More appropriate would be tools such as Omniture Site-Catalyst (now Adobe Site-Catalyst) or Coremetrics. Using an inferior analytics tool is the equivalent of the Sand Paper Road of toilet paper. It's really simple actually. Many businesses don't use more advanced analytics because of the initial and ongoing costs (the typical response is, "Google Analytics is free"); that is a short-sighted approach, and more importantly these businesses do not realize how much that small savings is actually costing them in lost revenue, lost opportunity and lost improvement in operational efficiency every day forward.
2. Search Marketing – there are two basic parts to search marketing, paid and natural (or organic / SEO), but I'll just focus on the paid for purposes of this example.
Paid Search Marketing – this is another area where many businesses undervalue or underserve themselves and their customers with cheap toilet paper methods. Paid search is 100% demand-driven. That's a beautiful thing for any marketer or business. A consumer is searching for widgets and you sell widgets – why would you not want to be there to close that sale? If a consumer walked into Wal-Mart to buy a candle and you sold candles, would you not want to be on the shelf? Sure you would! In fact, you'd want to be front and center on the shelf – actually about eye height and just right of the center since most people will see you clearly and most are right-handed and tend to reach that way. Search is a way to capture current demand in the marketplace – capture all of it. In addition, if you have a limited marketing budget why wouldn't you spend money in search first? Your competitors with deeper wallets are helping create the demand – all you have to do is catch it. "Clean up" would be an appropriate metaphor here.
However, there is a two-ply to this paid search element and that is the landing page. Your potential customer just clicked on your ad and you send them to a home page? Why? If they searched for Widget X with a Blue top, why wouldn't you give them a page for Widget X with a Blue top?
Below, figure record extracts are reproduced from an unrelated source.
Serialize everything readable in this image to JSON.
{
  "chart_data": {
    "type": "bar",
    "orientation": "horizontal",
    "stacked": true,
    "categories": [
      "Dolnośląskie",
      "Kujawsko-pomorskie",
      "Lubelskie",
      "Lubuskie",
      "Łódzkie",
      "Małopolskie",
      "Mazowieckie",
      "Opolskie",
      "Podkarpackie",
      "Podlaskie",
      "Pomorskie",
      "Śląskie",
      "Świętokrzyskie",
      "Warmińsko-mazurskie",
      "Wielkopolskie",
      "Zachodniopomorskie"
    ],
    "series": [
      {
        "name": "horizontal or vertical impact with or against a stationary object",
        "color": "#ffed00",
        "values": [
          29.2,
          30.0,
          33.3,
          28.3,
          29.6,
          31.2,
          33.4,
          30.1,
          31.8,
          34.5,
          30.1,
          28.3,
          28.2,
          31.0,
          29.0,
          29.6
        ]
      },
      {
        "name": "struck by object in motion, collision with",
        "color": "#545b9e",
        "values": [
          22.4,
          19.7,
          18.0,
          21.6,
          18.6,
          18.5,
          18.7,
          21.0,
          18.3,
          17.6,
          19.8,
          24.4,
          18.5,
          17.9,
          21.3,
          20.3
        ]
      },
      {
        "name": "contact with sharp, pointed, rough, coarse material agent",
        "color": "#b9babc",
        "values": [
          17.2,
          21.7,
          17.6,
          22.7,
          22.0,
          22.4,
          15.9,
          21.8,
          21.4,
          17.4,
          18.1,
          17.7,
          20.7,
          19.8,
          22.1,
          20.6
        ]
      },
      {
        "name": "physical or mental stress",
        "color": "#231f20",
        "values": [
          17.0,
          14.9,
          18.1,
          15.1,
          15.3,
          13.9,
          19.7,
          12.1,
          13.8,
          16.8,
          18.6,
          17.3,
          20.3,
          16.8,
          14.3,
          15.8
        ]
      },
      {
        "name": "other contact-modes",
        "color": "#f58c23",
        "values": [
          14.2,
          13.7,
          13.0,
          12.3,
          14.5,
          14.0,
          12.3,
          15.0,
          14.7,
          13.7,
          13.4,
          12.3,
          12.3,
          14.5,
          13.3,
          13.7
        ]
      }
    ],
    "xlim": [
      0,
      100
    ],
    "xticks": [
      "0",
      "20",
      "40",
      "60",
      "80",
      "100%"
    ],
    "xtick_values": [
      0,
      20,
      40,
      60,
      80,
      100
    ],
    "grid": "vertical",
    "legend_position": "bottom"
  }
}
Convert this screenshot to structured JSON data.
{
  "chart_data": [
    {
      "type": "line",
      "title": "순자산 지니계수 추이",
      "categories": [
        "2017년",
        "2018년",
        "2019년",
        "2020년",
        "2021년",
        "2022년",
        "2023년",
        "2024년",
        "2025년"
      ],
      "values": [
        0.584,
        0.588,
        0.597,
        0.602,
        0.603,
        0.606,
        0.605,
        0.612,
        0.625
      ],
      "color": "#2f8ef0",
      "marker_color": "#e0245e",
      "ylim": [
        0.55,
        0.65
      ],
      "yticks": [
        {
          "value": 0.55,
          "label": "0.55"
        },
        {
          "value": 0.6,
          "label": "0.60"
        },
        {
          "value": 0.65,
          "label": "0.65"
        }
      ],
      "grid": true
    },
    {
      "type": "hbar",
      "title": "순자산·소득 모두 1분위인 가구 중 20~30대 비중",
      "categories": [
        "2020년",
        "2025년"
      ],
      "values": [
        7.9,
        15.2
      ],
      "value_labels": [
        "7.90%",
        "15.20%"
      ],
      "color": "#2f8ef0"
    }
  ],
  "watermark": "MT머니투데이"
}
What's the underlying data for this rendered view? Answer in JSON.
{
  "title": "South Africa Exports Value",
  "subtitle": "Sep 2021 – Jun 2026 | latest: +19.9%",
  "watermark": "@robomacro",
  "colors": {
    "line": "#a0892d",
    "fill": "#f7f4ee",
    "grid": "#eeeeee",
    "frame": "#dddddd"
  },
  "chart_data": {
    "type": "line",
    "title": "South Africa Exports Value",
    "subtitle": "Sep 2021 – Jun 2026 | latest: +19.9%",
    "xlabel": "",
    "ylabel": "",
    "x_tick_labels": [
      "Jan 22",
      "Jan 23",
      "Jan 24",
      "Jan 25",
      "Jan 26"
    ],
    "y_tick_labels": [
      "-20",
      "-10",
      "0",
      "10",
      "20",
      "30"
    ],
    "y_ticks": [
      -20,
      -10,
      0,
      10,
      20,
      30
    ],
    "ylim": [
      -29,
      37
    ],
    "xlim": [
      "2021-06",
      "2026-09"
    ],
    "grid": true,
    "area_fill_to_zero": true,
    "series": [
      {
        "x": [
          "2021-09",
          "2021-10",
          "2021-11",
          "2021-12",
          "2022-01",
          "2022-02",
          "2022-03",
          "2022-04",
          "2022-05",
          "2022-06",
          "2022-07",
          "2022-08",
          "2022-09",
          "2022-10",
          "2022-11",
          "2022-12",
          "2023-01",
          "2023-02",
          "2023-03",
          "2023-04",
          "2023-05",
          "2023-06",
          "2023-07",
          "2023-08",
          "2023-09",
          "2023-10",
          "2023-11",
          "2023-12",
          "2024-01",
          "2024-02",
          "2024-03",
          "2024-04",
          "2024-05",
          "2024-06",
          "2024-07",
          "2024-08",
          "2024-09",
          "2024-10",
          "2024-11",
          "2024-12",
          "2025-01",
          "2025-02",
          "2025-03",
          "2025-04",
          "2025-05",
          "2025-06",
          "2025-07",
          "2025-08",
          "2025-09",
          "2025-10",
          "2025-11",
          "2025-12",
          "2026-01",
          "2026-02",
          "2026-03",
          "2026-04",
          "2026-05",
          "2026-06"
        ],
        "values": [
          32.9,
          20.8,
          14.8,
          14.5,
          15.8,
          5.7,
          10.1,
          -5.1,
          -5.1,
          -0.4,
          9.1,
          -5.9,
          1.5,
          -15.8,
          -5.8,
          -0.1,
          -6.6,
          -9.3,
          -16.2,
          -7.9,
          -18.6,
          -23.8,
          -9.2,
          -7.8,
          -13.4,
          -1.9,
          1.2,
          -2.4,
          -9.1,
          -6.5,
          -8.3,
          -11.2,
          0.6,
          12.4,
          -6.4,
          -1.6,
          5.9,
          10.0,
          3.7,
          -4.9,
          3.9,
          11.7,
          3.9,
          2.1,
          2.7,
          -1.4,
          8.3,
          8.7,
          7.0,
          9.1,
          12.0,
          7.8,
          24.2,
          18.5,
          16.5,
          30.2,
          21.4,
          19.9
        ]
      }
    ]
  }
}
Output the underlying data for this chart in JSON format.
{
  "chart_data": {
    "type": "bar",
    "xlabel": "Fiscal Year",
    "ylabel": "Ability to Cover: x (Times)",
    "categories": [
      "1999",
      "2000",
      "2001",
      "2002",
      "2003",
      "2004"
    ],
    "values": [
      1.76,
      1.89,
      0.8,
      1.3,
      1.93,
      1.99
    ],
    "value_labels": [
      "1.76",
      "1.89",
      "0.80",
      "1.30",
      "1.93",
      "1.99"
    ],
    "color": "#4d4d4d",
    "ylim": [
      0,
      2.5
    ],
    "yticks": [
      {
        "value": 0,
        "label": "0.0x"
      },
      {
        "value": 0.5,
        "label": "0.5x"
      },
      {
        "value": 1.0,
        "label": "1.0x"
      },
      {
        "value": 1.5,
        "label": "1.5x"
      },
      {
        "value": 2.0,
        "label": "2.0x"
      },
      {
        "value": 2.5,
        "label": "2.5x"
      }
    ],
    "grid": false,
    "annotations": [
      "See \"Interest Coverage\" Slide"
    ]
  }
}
If they walked in your place of business, would you direct them to the exit? No, so why would you do this online with all the data and availability of technology that allows for that immediate need.
3. Twitter (Social) Communication – here is another area where data at hand is a great benefit yet not all companies deliver. Seems everyone has a "Twitter" strategy or lack thereof, actually. In an earlier blog post, Question Nothing: 3 Examples of How to be Average, I noted that technology does not in fact necessarily make a business better, but can make more visible just how bad a business is at serving customers. I cited an example of Expedia in that article, but there are many very similar stories of customer service failures on Twitter.
The largest failure for which many companies are guilty however, is the lack of planning a solid strategy, calendar and communication method when using social tools (see: Social Insights White Paper – A Smarter Approach to Social Strategy). In the white paper linked above you will find a 5 Phase Process for Managing Social, and most companies begin at Phase 4 – Deploy Tactics. This causes issues in managing the information (data) you get from customers effectively and also in servicing those customers properly as well as yourself internally as a business. This leads to operational failure.
The overall message here folks is this: by not measuring properly, you cannot provide properly. It's just that simple.
At the end of the day, we'd all be happier customers and business leaders if we were serviced well and served ourselves well. Many times all it takes is the TP – the soft kind of course.